Wir werden uns noch einmal ganz konkret über die Details dieses einen Vorgangs informieren. Dann werden wir intensiv an der Debatte im Ausschuss teilnehmen. Aber ich bin nicht in der Lage, hier in dieser Debatte mehr zu sagen – außer meinem grundsätzlichen Statement, wie ich persönlich die Situation einschätze. – Danke.
Herr Präsident, meine sehr geehrten Damen und Herren! Wir werden dem Antrag der LINKEN nicht zustimmen. Ich möchte dies in vier Punkten begründen.
Erstens. Die Fraktion DIE LINKE neigt dazu, Anträge zu laufenden Gerichtsverfahren oder Tarifverhandlungen im Landtag einzubringen, um laufende Verfahren zu beeinflussen.
Nein, es ist nicht abgeschlossen. Es ist ein erstinstanzliches Urteil erlassen worden. Damit ist das Verfahren noch nicht abgeschlossen.
Anders wäre es, wenn die Politik nach Abschluss eines Verfahrens einen Handlungsbedarf entdecken würde. Häufig gibt auch das Bundesverfassungsgericht Hinweise an den Gesetzgeber, hier initiativ zu werden. Das trifft hier aber nicht zu. Im Übrigen – das ist das Entscheidende – ist Ihre Beschreibung des Streitgegenstandes völlig falsch dargestellt.

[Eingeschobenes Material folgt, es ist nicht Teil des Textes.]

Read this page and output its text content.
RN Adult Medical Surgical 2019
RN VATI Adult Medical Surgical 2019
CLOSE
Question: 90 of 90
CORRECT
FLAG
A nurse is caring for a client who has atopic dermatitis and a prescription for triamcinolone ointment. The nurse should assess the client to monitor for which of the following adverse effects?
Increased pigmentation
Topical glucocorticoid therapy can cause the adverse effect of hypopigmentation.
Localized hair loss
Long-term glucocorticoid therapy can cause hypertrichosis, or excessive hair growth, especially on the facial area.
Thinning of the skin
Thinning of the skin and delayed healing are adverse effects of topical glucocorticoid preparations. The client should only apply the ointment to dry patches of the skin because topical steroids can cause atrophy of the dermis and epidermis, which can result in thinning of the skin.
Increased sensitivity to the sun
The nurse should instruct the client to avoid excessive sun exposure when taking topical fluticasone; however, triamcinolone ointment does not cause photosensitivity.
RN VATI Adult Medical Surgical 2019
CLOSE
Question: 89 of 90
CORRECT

Sie schreiben in Ihrem Antrag, Frauen müssten das Recht haben, sich über Schwangerschaftsabbrüche zu informieren. Sie verbreiten den Eindruck, dass dies jetzt beeinträchtigt werden würde. Das stellt überhaupt niemand infrage. Wir wollen, dass sich die Frauen informieren können.

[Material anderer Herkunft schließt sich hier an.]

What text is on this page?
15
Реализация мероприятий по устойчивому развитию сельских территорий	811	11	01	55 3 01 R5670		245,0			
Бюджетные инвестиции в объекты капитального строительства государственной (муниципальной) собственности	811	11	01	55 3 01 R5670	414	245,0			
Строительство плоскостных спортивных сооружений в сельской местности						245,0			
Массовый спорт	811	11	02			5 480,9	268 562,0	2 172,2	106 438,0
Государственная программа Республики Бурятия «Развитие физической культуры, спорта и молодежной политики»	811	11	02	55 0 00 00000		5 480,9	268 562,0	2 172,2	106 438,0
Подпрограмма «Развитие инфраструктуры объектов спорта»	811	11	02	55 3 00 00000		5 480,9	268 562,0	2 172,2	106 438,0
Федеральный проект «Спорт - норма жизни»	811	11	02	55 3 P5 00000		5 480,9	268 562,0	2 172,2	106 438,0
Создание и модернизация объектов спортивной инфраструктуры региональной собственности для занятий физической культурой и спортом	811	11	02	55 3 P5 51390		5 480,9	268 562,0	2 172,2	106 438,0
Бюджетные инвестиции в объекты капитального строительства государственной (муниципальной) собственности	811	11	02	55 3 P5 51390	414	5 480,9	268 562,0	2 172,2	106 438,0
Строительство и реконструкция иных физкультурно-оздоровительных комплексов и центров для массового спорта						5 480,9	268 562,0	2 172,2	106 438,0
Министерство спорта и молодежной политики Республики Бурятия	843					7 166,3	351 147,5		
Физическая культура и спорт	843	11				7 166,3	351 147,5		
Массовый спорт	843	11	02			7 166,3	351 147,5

Der Ärztin für Allgemeinmedizin – nicht Gynäkologin – wird aber etwas ganz anderes vorgeworfen, nämlich die Verbindung der Information mit Werbung, dass diese Schwangerschaftsabbrüche in ihrer Praxis vorgenommen werden können – mit einem Wettbewerbsanreiz, indem Preise angegeben werden.
Das ist der Gegenstand des Verfahrens gewesen, und das führte auch zu der erstinstanzlichen Verurteilung.
Meine Damen und Herren, ich zitiere aus der Pressemitteilung des Amtsgerichts Gießen. Hier wird der Sachverhalt einführend erklärt. Ich zitiere wörtlich:
Weiter sei ein Hinweis erfolgt, dass in der Praxis der Angeklagten alle hierin beschriebenen Methoden des Schwangerschaftsabbruchs gegen Kostenübernahme, sei es durch die Patientinnen selbst oder durch die jeweilige Krankenkasse, durchgeführt werden würde. Die Angeklagte habe durch dieses Angebot und die Durchführung der Schwangerschaftsabbrüche den Erhalt des üblichen ärztlichen Honorars angestrebt.
Meine Damen und Herren, der Komplex Schwangerschaftsabbruch, § 218, ist ein äußerst sensibles Thema. Es erfordert vertieftes Nachdenken und Gespräche, um selbst zu einem Urteil zu kommen. Es ist letztlich eine Gewissensentscheidung. Gesetze sind oft durch Gruppenanträge von Abgeordneten verschiedener Fraktionen im Bundestag entstanden.
Die Chronologie der Bundesgesetzgebung zeigt die Komplexität des Themas. Nur stichwortartig: 1974 Fristenregelung mit Beratung, 1975 Bundesverfassungsgericht erklärt diese für verfassungswidrig,
Ich komme darauf zurück. – 1976 Indikationsregelung, 1990 Einigungsvertrag im Rahmen der Wiedervereinigung Deutschlands, 1992 Beratungsmodell, 1993 Bundesverfassungsgericht erklärt dies erneut für verfassungswidrig, 1995 Schwangeren- und Familienhilfeänderungsgesetz, das die Entscheidung des Bundesverfassungsgerichts berücksichtigt. – Seitdem herrscht ein Rechtsfrieden.